Cette mesure vise officiellement, selon l'agence Isna, à réduire les dépenses en devises qui manquent, alors que le gouvernement fait face aux sanctions internationales et à la flambée de l'inflation.
Malgré cela, les iPhones d'Apple restent très convoités en Iran pour leur technologie avancée et comme symboles d'un statut social élevé.
Marché souterrain
Apple n'a jamais été officiellement présent en Iran en raison des sanctions américaines qui ont été réimposées après le retrait de Washington en 2018 d'un accord nucléaire historique.
Les restrictions alimentent un marché clandestin lucratif et des vendeurs gonflent les prix d'anciens modèles, plus faciles à enregistrer.

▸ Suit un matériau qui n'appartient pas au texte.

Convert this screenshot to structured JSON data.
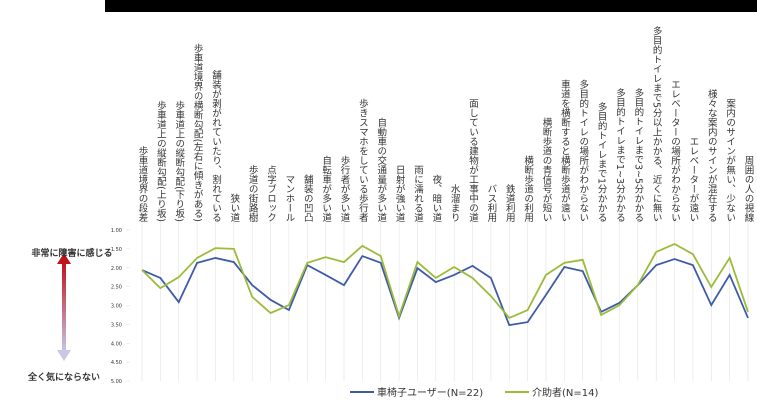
{
  "chart_data": {
    "type": "line",
    "categories": [
      "歩車道境界の段差",
      "歩車道上の縦断勾配(上り坂)",
      "歩車道上の縦断勾配(下り坂)",
      "歩車道境界の横断勾配(左右に傾きがある)",
      "舗装が剥がれていたり、割れている",
      "狭い道",
      "歩道の街路樹",
      "点字ブロック",
      "マンホール",
      "舗装の凹凸",
      "自転車が多い道",
      "歩行者が多い道",
      "歩きスマホをしている歩行者",
      "自動車の交通量が多い道",
      "日射が強い道",
      "雨に濡れる道",
      "夜、暗い道",
      "水溜まり",
      "面している建物が工事中の道",
      "バス利用",
      "鉄道利用",
      "横断歩道の利用",
      "横断歩道の青信号が短い",
      "車道を横断すると横断歩道が遠い",
      "多目的トイレの場所がわからない",
      "多目的トイレまで1分かかる",
      "多目的トイレまで1~3分かかる",
      "多目的トイレまで3~5分かかる",
      "多目的トイレまで5分以上かかる、近くに無い",
      "エレベーターの場所がわからない",
      "エレベーターが遠い",
      "様々な案内のサインが混在する",
      "案内のサインが無い、少ない",
      "周囲の人の視線"
    ],
    "series": [
      {
        "name": "車椅子ユーザー(N=22)",
        "color": "#3e5ba6",
        "values": [
          2.06,
          2.27,
          2.91,
          1.87,
          1.74,
          1.85,
          2.46,
          2.85,
          3.12,
          1.93,
          2.19,
          2.46,
          1.69,
          1.87,
          3.33,
          2.01,
          2.38,
          2.19,
          1.95,
          2.27,
          3.52,
          3.44,
          2.72,
          1.98,
          2.09,
          3.17,
          2.93,
          2.46,
          1.93,
          1.77,
          1.93,
          2.99,
          2.19,
          3.33
        ]
      },
      {
        "name": "介助者(N=14)",
        "color": "#9bbb3a",
        "values": [
          2.06,
          2.54,
          2.25,
          1.74,
          1.48,
          1.5,
          2.77,
          3.2,
          2.99,
          1.87,
          1.72,
          1.85,
          1.42,
          1.69,
          3.28,
          1.85,
          2.27,
          1.98,
          2.27,
          2.75,
          3.33,
          3.12,
          2.19,
          1.87,
          1.79,
          3.25,
          2.99,
          2.46,
          1.58,
          1.37,
          1.64,
          2.51,
          1.74,
          3.17
        ]
      }
    ],
    "ylim": [
      5,
      1
    ],
    "yticks": [
      {
        "value": 1,
        "label": "1.00"
      },
      {
        "value": 1.5,
        "label": "1.50"
      },
      {
        "value": 2,
        "label": "2.00"
      },
      {
        "value": 2.5,
        "label": "2.50"
      },
      {
        "value": 3,
        "label": "3.00"
      },
      {
        "value": 3.5,
        "label": "3.50"
      },
      {
        "value": 4,
        "label": "4.00"
      },
      {
        "value": 4.5,
        "label": "4.50"
      },
      {
        "value": 5,
        "label": "5.00"
      }
    ],
    "annotations": [
      "非常に障害に感じる",
      "全く気にならない"
    ]
  }
}
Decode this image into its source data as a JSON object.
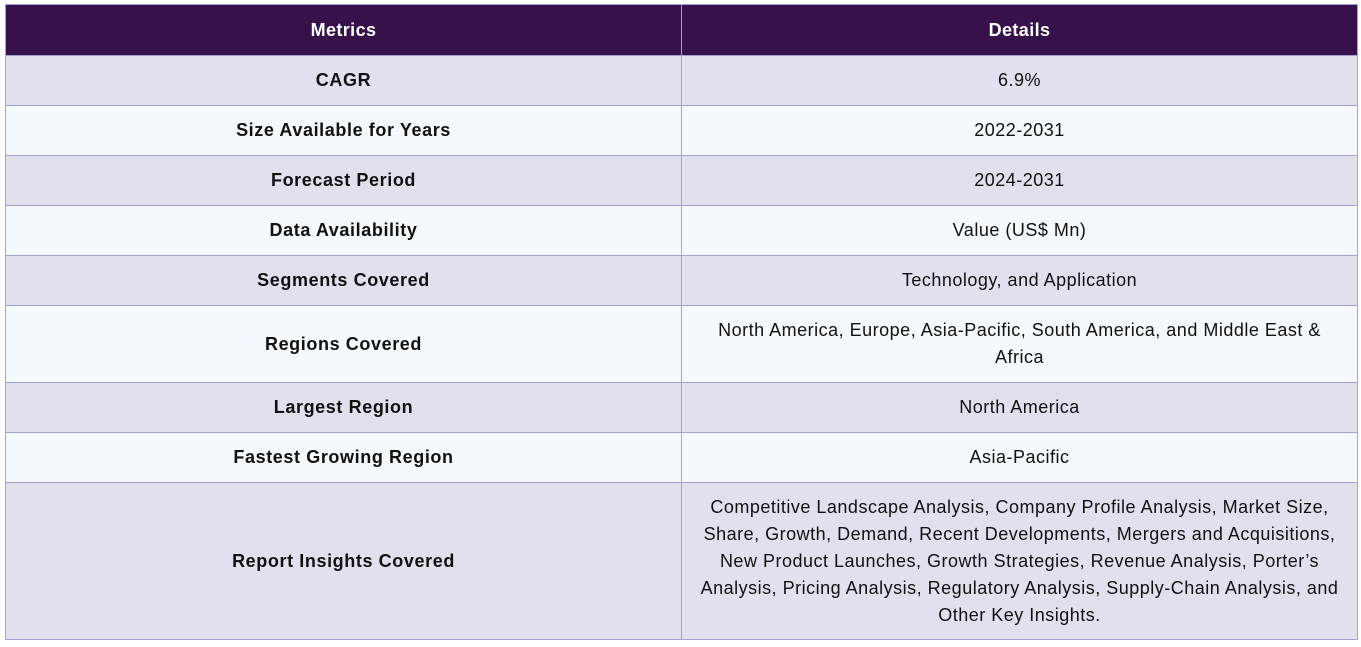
{
  "table": {
    "headers": [
      "Metrics",
      "Details"
    ],
    "rows": [
      {
        "metric": "CAGR",
        "detail": "6.9%"
      },
      {
        "metric": "Size Available for Years",
        "detail": "2022-2031"
      },
      {
        "metric": "Forecast Period",
        "detail": "2024-2031"
      },
      {
        "metric": "Data Availability",
        "detail": "Value (US$ Mn)"
      },
      {
        "metric": "Segments Covered",
        "detail": "Technology, and Application"
      },
      {
        "metric": "Regions Covered",
        "detail": "North America, Europe, Asia-Pacific, South America, and Middle East & Africa"
      },
      {
        "metric": "Largest Region",
        "detail": "North America"
      },
      {
        "metric": "Fastest Growing Region",
        "detail": "Asia-Pacific"
      },
      {
        "metric": "Report Insights Covered",
        "detail": "Competitive Landscape Analysis, Company Profile Analysis, Market Size, Share, Growth, Demand, Recent Developments, Mergers and Acquisitions, New Product Launches, Growth Strategies, Revenue Analysis, Porter’s Analysis, Pricing Analysis, Regulatory Analysis, Supply-Chain Analysis, and Other Key Insights."
      }
    ]
  },
  "colors": {
    "header_bg": "#36114a",
    "row_odd_bg": "#e3e0ed",
    "row_even_bg": "#f3f9fc",
    "border": "#a9a1cc"
  }
}
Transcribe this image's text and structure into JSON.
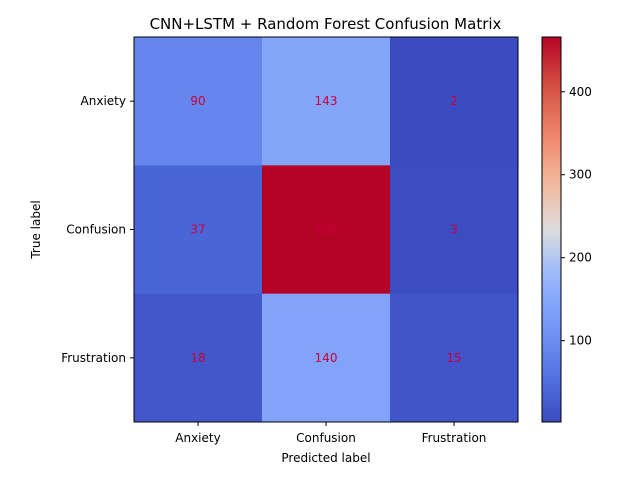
{
  "chart_data": {
    "type": "heatmap",
    "title": "CNN+LSTM + Random Forest Confusion Matrix",
    "xlabel": "Predicted label",
    "ylabel": "True label",
    "x_categories": [
      "Anxiety",
      "Confusion",
      "Frustration"
    ],
    "y_categories": [
      "Anxiety",
      "Confusion",
      "Frustration"
    ],
    "values": [
      [
        90,
        143,
        2
      ],
      [
        37,
        466,
        3
      ],
      [
        18,
        140,
        15
      ]
    ],
    "colormap": "coolwarm",
    "value_range": [
      2,
      466
    ],
    "colorbar_ticks": [
      100,
      200,
      300,
      400
    ],
    "cell_label_color": "#c8003c",
    "grid": false
  }
}
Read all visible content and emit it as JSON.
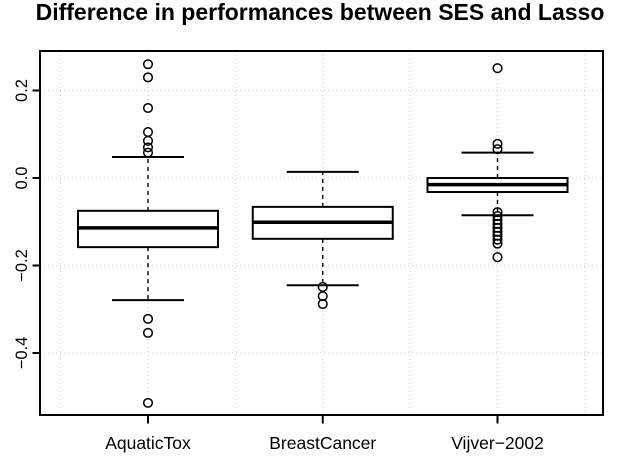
{
  "title": "Difference in performances between SES and Lasso",
  "chart_data": {
    "type": "boxplot",
    "title": "Difference in performances between SES and Lasso",
    "xlabel": "",
    "ylabel": "",
    "categories": [
      "AquaticTox",
      "BreastCancer",
      "Vijver−2002"
    ],
    "y_ticks": [
      {
        "value": 0.2,
        "label": "0.2"
      },
      {
        "value": 0.0,
        "label": "0.0"
      },
      {
        "value": -0.2,
        "label": "−0.2"
      },
      {
        "value": -0.4,
        "label": "−0.4"
      }
    ],
    "ylim": [
      -0.545,
      0.29
    ],
    "grid": {
      "visible": true,
      "style": "dotted",
      "x_positions_data": [
        0.5,
        1,
        1.5,
        2,
        2.5,
        3,
        3.5
      ],
      "y_positions_values": [
        0.2,
        0.0,
        -0.2,
        -0.4
      ]
    },
    "series": [
      {
        "name": "AquaticTox",
        "x": 1,
        "q3": -0.075,
        "median": -0.114,
        "q1": -0.158,
        "whisker_high": 0.048,
        "whisker_low": -0.279,
        "outliers": [
          0.26,
          0.23,
          0.16,
          0.105,
          0.085,
          0.07,
          0.058,
          -0.322,
          -0.354,
          -0.514
        ]
      },
      {
        "name": "BreastCancer",
        "x": 2,
        "q3": -0.066,
        "median": -0.101,
        "q1": -0.139,
        "whisker_high": 0.014,
        "whisker_low": -0.245,
        "outliers": [
          -0.249,
          -0.27,
          -0.288
        ]
      },
      {
        "name": "Vijver−2002",
        "x": 3,
        "q3": 0.0,
        "median": -0.015,
        "q1": -0.032,
        "whisker_high": 0.058,
        "whisker_low": -0.085,
        "outliers": [
          0.251,
          0.078,
          0.066,
          -0.078,
          -0.087,
          -0.096,
          -0.105,
          -0.114,
          -0.123,
          -0.132,
          -0.141,
          -0.15,
          -0.181
        ]
      }
    ],
    "colors": {
      "stroke": "#000000",
      "box_fill": "#ffffff",
      "grid": "#cccccc",
      "background": "#ffffff"
    },
    "legend": "none"
  }
}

Elles ont même déclenché une combine à la Ponzi qui a escroqué des milliers d'Iraniens. Une société appelée "Koroush" a proposé pendant des mois des iPhones à des prix réduits allant jusqu'à 200 milliards de rials (340 dollars) l'appareil via des publicités en ligne mettant en vedette des célébrités.
Elle aurait permis de récolter environ 35 millions de dollars, selon le quotidien Javan. D'autres médias, citant la police, ont rapporté des chiffres inférieurs, d'environ trois millions de dollars. Le propriétaire de l'entreprise, contre laquelle quelque 5.000 personnes ont porté plainte, est en fuite.
L'interdiction "a chamboulé les prix" des iPhones, témoigne Navid, propriétaire d'un magasin de téléphonie dans le centre de Téhéran.
Ainsi, l'iPhone 13, bien que plus ancien, coûte pratiquement aussi cher que les modèles plus récents "grâce à la couverture dont il bénéficie", souligne Arafeh, un photographe de 26 ans qui achète un nouveau téléphone.
Son prix varie de 410 millions de rials à plus d'un milliard (710 à 1.900 dollars) alors que l'iPhone 15 se vend de 440 millions à un milliard de rials (750 à 1.900 dollars).
Hostilité croissante
Au total, les téléphones coûtant plus de 600 dollars l'unité, y compris les iPhones, représentent près du tiers des 4,4 milliards de dollars d'importations iraniennes de portables de mars 2021 à mars 2022, selon un rapport des douanes cité par les médias.
Ces dernières années, les autorités ont manifesté une hostilité croissante à l'égard des produits américains.
Le guide suprême, l'ayatollah Ali Khamenei, a exhorté en 2020 le gouvernement à cesser les importations d'iPhones.
"J'ai entendu dire qu'environ un demi-milliard de dollars avait été dépensé pour l'importation d'un type de téléphone portable américain de luxe" de 2019 à mars 2020, a-t-il déclaré: "Le secteur privé en est responsable, mais le gouvernement doit y mettre un terme".
Avec l'interdiction, les utilisateurs d'iPhone 14 et 15 n'ont d'autre choix que de trouver des moyens illicites et souvent coûteux d'accéder au réseau.
Les fournisseurs facturent de "4 à 70 millions de rials" la modification de paramètres du réseau pour tenter de contourner les limitations, selon Navid.
Mehdi, un ingénieur de 26 ans, se bat depuis des mois pour trouver le bon moyen pour utiliser son iPhone, mais "aucune des solutions n'est permanente", regrette-t-il.